Tuesday, August 25, 2009

4. Fellow citizens

4. Fellow citizens

Here, from 9 to 15 December 1838, where they every time now call themselves “fellow citizens”on the threshold of the evening, beneath the bare heaven, in a carefully fortified wagon laager, they are much more as the case in the Cape Colony, literally exact examples of the basic meaning of the word, distress, that is “out of land,” landlessness, homelessness, alienism, without justice, delivered to alien brutal powers.
They are in their alienism one another’s landless fellows, much more than their fellow citizens.

That they call themselves “fellow citizens,” without anybody finding it absurd or even ludicrous, is evident of what lives in their hearts. That is the unchokable longing for an own land, now here in Natal, after the suffering of the year 1838, much more urgent than ever before.

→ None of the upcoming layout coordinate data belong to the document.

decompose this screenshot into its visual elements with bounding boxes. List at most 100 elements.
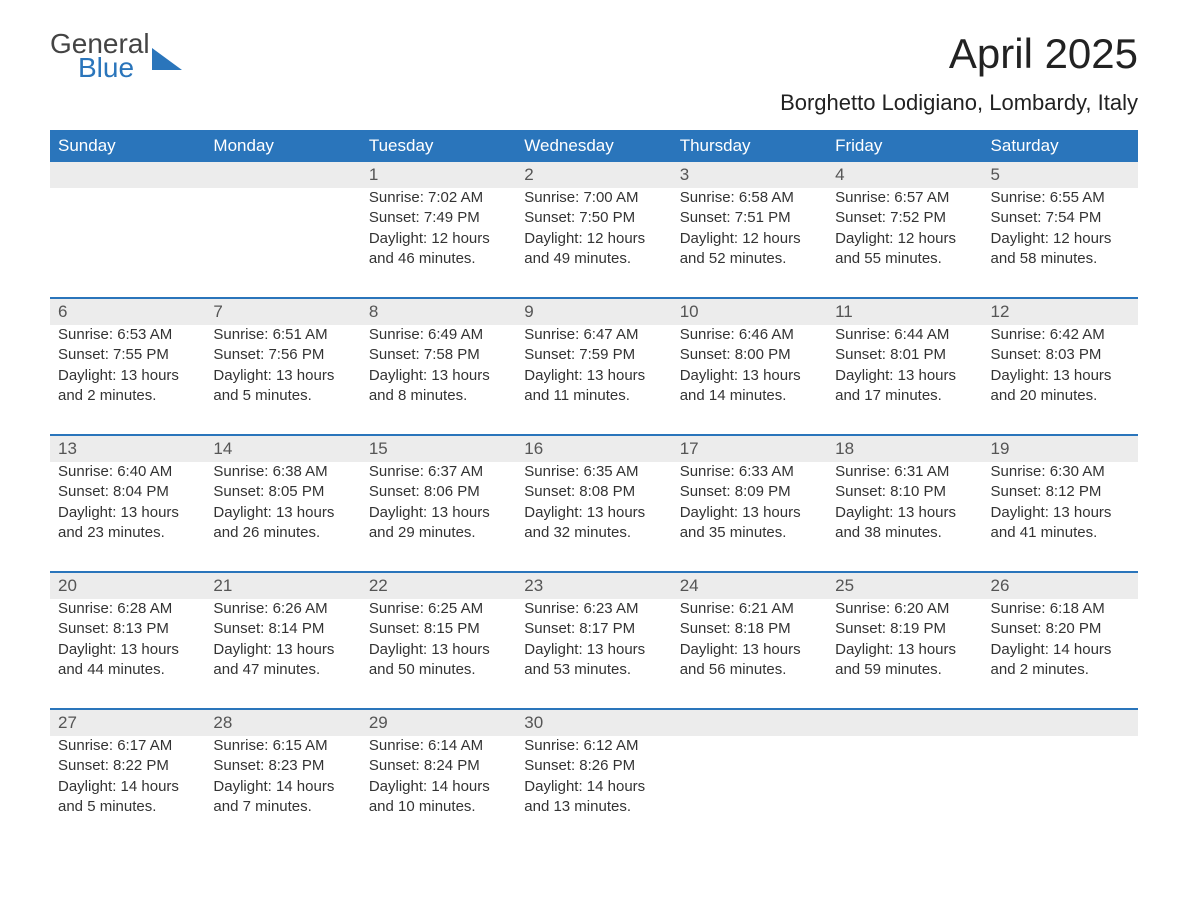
daylight-line-1: Daylight: 12 hours bbox=[991, 229, 1130, 249]
sunrise-line: Sunrise: 6:33 AM bbox=[680, 462, 819, 482]
sunrise-line: Sunrise: 6:58 AM bbox=[680, 188, 819, 208]
week-row: Sunrise: 6:28 AMSunset: 8:13 PM Daylight:… bbox=[50, 599, 1138, 709]
sunset-line: Sunset: 8:23 PM bbox=[213, 756, 352, 776]
daylight-line-1: Daylight: 13 hours bbox=[680, 503, 819, 523]
day-cell bbox=[50, 188, 205, 298]
weekday-header: Tuesday bbox=[361, 130, 516, 162]
daylight-line-1: Daylight: 12 hours bbox=[680, 229, 819, 249]
day-number: 30 bbox=[516, 709, 671, 736]
day-cell: Sunrise: 6:21 AMSunset: 8:18 PMDaylight:… bbox=[672, 599, 827, 709]
day-number: 20 bbox=[50, 572, 205, 599]
daylight-line-1: Daylight: 13 hours bbox=[524, 503, 663, 523]
day-cell: Sunrise: 6:23 AMSunset: 8:17 PMDaylight:… bbox=[516, 599, 671, 709]
weekday-header: Saturday bbox=[983, 130, 1138, 162]
day-number: 1 bbox=[361, 162, 516, 188]
week-row: Sunrise: 6:53 AMSunset: 7:55 PMDaylight:… bbox=[50, 325, 1138, 435]
sunrise-line: Sunrise: 6:55 AM bbox=[991, 188, 1130, 208]
daynum-row: 13141516171819 bbox=[50, 435, 1138, 462]
day-cell: Sunrise: 6:25 AMSunset: 8:15 PMDaylight:… bbox=[361, 599, 516, 709]
day-number: 10 bbox=[672, 298, 827, 325]
sunrise-line: Sunrise: 6:42 AM bbox=[991, 325, 1130, 345]
day-cell: Sunrise: 6:40 AMSunset: 8:04 PMDaylight:… bbox=[50, 462, 205, 572]
sunrise-line: Sunrise: 6:21 AM bbox=[680, 599, 819, 619]
sunrise-line: Sunrise: 6:25 AM bbox=[369, 599, 508, 619]
sunset-line: Sunset: 8:09 PM bbox=[680, 482, 819, 502]
daylight-line-2: and 47 minutes. bbox=[213, 660, 352, 680]
day-cell bbox=[827, 736, 982, 845]
daylight-line-2: and 50 minutes. bbox=[369, 660, 508, 680]
day-cell: Sunrise: 7:00 AMSunset: 7:50 PMDaylight:… bbox=[516, 188, 671, 298]
day-cell: Sunrise: 6:49 AMSunset: 7:58 PMDaylight:… bbox=[361, 325, 516, 435]
day-number: 18 bbox=[827, 435, 982, 462]
daynum-row: 20212223242526 bbox=[50, 572, 1138, 599]
daylight-line-1: Daylight: 13 hours bbox=[524, 366, 663, 386]
weekday-header: Wednesday bbox=[516, 130, 671, 162]
sunset-line: Sunset: 7:55 PM bbox=[58, 345, 197, 365]
day-number: 21 bbox=[205, 572, 360, 599]
daylight-line-1: Daylight: 12 hours bbox=[524, 229, 663, 249]
week-row: Sunrise: 6:17 AMSunset: 8:22 PMDaylight:… bbox=[50, 736, 1138, 845]
daynum-row: 12345 bbox=[50, 162, 1138, 188]
day-number: 27 bbox=[50, 709, 205, 736]
day-number: 24 bbox=[672, 572, 827, 599]
day-number: 16 bbox=[516, 435, 671, 462]
sunset-line: Sunset: 8:18 PM bbox=[680, 619, 819, 639]
day-cell: Sunrise: 6:12 AMSunset: 8:26 PMDaylight:… bbox=[516, 736, 671, 845]
day-cell: Sunrise: 6:35 AMSunset: 8:08 PMDaylight:… bbox=[516, 462, 671, 572]
sunset-line: Sunset: 8:03 PM bbox=[991, 345, 1130, 365]
day-number: 25 bbox=[827, 572, 982, 599]
sunrise-line: Sunrise: 6:30 AM bbox=[991, 462, 1130, 482]
daynum-row: 6789101112 bbox=[50, 298, 1138, 325]
daylight-line-1: Daylight: 13 hours bbox=[213, 503, 352, 523]
day-cell: Sunrise: 6:15 AMSunset: 8:23 PMDaylight:… bbox=[205, 736, 360, 845]
daylight-line-1: Daylight: 14 hours bbox=[524, 777, 663, 797]
sunrise-line: Sunrise: 6:28 AM bbox=[58, 599, 197, 619]
sunset-line: Sunset: 8:19 PM bbox=[835, 619, 974, 639]
daylight-line-1: Daylight: 13 hours bbox=[835, 366, 974, 386]
sunset-line: Sunset: 7:52 PM bbox=[835, 208, 974, 228]
daylight-line-1: Daylight: 13 hours bbox=[991, 366, 1130, 386]
sunset-line: Sunset: 8:00 PM bbox=[680, 345, 819, 365]
month-title: April 2025 bbox=[780, 30, 1138, 78]
daylight-line-2: and 55 minutes. bbox=[835, 249, 974, 269]
day-number: 28 bbox=[205, 709, 360, 736]
logo-line2: Blue bbox=[78, 54, 150, 82]
sunrise-line: Sunrise: 7:02 AM bbox=[369, 188, 508, 208]
daylight-line-1: Daylight: 13 hours bbox=[835, 640, 974, 660]
daylight-line-2: and 26 minutes. bbox=[213, 523, 352, 543]
sunrise-line: Sunrise: 6:49 AM bbox=[369, 325, 508, 345]
sunset-line: Sunset: 8:13 PM bbox=[58, 619, 197, 639]
day-number bbox=[50, 162, 205, 188]
daylight-line-2: and 17 minutes. bbox=[835, 386, 974, 406]
sunrise-line: Sunrise: 6:17 AM bbox=[58, 736, 197, 756]
weekday-header-row: Sunday Monday Tuesday Wednesday Thursday… bbox=[50, 130, 1138, 162]
day-number: 13 bbox=[50, 435, 205, 462]
daylight-line-2: and 23 minutes. bbox=[58, 523, 197, 543]
sunset-line: Sunset: 7:50 PM bbox=[524, 208, 663, 228]
day-number: 7 bbox=[205, 298, 360, 325]
sunset-line: Sunset: 7:49 PM bbox=[369, 208, 508, 228]
day-cell: Sunrise: 6:37 AMSunset: 8:06 PMDaylight:… bbox=[361, 462, 516, 572]
sunset-line: Sunset: 8:10 PM bbox=[835, 482, 974, 502]
daylight-line-2: and 5 minutes. bbox=[213, 386, 352, 406]
daylight-line-2: and 13 minutes. bbox=[524, 797, 663, 817]
day-number: 22 bbox=[361, 572, 516, 599]
sunset-line: Sunset: 8:05 PM bbox=[213, 482, 352, 502]
daylight-line-1: Daylight: 13 hours bbox=[835, 503, 974, 523]
sunset-line: Sunset: 8:15 PM bbox=[369, 619, 508, 639]
day-number: 2 bbox=[516, 162, 671, 188]
daylight-line-1: Daylight: 13 hours bbox=[369, 640, 508, 660]
sunrise-line: Sunrise: 6:35 AM bbox=[524, 462, 663, 482]
sunrise-line: Sunrise: 6:37 AM bbox=[369, 462, 508, 482]
daylight-line-2: and 41 minutes. bbox=[991, 523, 1130, 543]
weekday-header: Friday bbox=[827, 130, 982, 162]
sunrise-line: Sunrise: 6:57 AM bbox=[835, 188, 974, 208]
daylight-line-2: and 8 minutes. bbox=[369, 386, 508, 406]
location: Borghetto Lodigiano, Lombardy, Italy bbox=[780, 90, 1138, 116]
daylight-line-2: and 49 minutes. bbox=[524, 249, 663, 269]
sunrise-line: Sunrise: 6:46 AM bbox=[680, 325, 819, 345]
sunset-line: Sunset: 8:20 PM bbox=[991, 619, 1130, 639]
daylight-line-1: Daylight: 13 hours bbox=[680, 366, 819, 386]
daylight-line-2: and 35 minutes. bbox=[680, 523, 819, 543]
weekday-header: Sunday bbox=[50, 130, 205, 162]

There, along the path of persistent vow consideration, it is their pious wish to become God’s People, with the face of a Vow People, in every facet of their lives as people, in other words also in their state dispensation.

Nevertheless, justly so they show - amid their common landlessness, in their Vow Union as one another’s fellow citizens, there-above hence - to the Home (capital letter) of God himself on the “new earth,” where the covenant people from every people and tribe and tongue and nation will meet their eternal Home as “his peoples.” (Revelations 21:3)

Our Vow making ancestors, also in their urge for own people ground, are for us a worthy addition to the “great cloud of witnesses” on which the beginning of Hebrews 12 directs our attention.